This is an article I have published this week at, and which can be found here:


Understanding, developing and exploiting your company’s strengths and competitive advantages is at the heart of any strategy for business growth. Yet many business leaders do not fully understand how and why their company wins.

Executive teams often draw up a list of strengths and competitive advantages based on gut feel but have few robust facts to support their beliefs and they risk building their business strategy on flawed assumptions.

A UK supermarket chain I worked with needlessly invested in a multi-million pound bonus package. Management held a belief that the quality of their store teams gave the company a competitive advantage versus other grocers. To underpin this belief the company created a bonus for store managers based on the satisfaction of their store staff.

The problem was that there was no discernible link between staff satisfaction and customer satisfaction for this retailer. Customers were focused on speed, convenience and price, which don’t always tally with satisfied staff.

Identifying your core advantages needn’t take months of detailed analysis.

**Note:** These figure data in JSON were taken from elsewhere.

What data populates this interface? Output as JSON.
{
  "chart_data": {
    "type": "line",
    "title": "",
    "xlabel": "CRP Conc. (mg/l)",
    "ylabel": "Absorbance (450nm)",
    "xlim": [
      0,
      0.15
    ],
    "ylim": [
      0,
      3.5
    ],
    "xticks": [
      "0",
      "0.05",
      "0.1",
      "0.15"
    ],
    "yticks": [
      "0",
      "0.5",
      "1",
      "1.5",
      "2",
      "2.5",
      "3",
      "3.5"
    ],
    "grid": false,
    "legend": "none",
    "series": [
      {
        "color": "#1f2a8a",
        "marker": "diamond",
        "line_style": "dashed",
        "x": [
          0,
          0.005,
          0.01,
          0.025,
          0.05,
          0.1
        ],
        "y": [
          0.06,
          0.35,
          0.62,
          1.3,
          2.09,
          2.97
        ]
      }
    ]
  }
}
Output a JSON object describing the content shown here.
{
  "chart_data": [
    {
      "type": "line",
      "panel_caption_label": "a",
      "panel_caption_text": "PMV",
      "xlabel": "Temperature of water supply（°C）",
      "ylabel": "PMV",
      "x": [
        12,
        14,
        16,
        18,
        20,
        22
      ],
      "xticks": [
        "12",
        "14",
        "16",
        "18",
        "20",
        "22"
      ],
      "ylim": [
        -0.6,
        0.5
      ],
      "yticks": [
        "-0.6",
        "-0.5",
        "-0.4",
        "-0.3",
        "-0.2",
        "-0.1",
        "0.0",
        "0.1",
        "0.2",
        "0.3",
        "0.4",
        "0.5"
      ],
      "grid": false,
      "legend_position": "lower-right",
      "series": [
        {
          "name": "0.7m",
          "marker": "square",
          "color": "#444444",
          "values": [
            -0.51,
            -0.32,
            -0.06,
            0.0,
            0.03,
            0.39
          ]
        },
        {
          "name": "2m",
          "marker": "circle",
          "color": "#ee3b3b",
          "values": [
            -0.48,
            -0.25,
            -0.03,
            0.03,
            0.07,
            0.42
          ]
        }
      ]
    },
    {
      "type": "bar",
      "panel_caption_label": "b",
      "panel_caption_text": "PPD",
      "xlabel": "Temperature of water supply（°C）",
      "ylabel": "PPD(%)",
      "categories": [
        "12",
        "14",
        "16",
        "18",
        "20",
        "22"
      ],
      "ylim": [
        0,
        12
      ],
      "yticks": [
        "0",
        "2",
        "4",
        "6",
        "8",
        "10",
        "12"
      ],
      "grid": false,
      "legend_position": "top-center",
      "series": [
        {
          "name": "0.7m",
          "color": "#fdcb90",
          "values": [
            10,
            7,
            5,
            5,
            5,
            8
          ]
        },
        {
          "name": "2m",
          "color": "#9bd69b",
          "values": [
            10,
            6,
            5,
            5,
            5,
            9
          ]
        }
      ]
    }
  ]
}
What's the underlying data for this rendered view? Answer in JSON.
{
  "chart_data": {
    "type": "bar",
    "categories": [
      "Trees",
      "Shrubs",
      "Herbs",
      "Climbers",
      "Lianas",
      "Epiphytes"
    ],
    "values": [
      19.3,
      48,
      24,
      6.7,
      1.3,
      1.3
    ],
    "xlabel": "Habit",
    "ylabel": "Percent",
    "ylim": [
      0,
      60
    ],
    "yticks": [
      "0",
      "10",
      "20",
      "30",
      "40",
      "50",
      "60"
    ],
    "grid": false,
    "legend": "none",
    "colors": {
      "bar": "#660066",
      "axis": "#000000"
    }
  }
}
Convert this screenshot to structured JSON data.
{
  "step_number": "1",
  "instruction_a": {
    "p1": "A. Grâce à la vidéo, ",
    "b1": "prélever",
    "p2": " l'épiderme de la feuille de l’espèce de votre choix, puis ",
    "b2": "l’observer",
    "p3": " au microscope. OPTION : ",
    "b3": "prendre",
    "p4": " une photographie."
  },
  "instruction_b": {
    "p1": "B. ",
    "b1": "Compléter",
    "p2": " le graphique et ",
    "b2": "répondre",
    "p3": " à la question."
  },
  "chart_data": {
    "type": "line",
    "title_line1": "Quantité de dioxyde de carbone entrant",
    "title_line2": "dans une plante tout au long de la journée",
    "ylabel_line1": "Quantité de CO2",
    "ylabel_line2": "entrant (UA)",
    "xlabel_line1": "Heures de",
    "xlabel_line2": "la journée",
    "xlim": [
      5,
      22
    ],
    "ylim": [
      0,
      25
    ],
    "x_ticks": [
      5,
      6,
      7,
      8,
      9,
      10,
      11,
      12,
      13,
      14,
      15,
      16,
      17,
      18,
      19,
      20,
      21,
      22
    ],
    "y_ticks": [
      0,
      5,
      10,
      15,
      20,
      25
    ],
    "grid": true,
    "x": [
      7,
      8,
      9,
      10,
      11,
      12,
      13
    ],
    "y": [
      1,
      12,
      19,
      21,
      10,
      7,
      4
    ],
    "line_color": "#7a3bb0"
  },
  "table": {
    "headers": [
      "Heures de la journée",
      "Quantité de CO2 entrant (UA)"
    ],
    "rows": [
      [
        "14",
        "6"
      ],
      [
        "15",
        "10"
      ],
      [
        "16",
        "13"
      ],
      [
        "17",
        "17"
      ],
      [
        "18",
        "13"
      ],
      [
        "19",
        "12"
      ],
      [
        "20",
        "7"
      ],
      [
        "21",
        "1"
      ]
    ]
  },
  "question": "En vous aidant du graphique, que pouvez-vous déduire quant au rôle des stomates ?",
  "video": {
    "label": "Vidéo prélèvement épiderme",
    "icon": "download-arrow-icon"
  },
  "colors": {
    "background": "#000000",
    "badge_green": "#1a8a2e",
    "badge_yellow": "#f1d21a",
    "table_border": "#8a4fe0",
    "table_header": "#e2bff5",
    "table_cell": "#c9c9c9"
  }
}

Like a good episode of “Columbo” simply follow the trail of clues and answer these five questions:

  1. Which of your products or services are outperforming the market? Where are you experiencing high sales and profit growth? Where do you have high market shares, and where are these growing? Importantly, the areas where you are winning may not necessarily be where your sales are highest! You need to look for unusual and unexpected areas of success, and these may be in some of your smaller business areas
  2. What are the characteristics of these products or services? Are they new product ranges or old? Do they require high levels of pre or after-sales service, or are they self-select? Are they exclusive or freely competed? Are you able to offer a premium price, or have you discounted to the market?
  3. Which customers are buying them? In most cases you will not be winning with all customers, but with certain customer groups. What are the demographic (who are they?) and psychographic (what makes them tick?) characteristics of your buyers?
  4. Why are these customers buying them? Ideally you will have some reliable customer research, otherwise you need to get as close to the customer as possible. Talking to your sales teams will give you a good indication of the reasons if you probe appropriately.
  5. What are the skills and capabilities that have enabled you to deliver these results? Is it your low costs that enable you to offer such low prices? Or is it your product development approach that allows you to gain high share and maintain margins?

Understanding what drives your success will help you make better investment decisions to further improve your key capabilities and reduce excess investment where you are not affecting customer behaviour.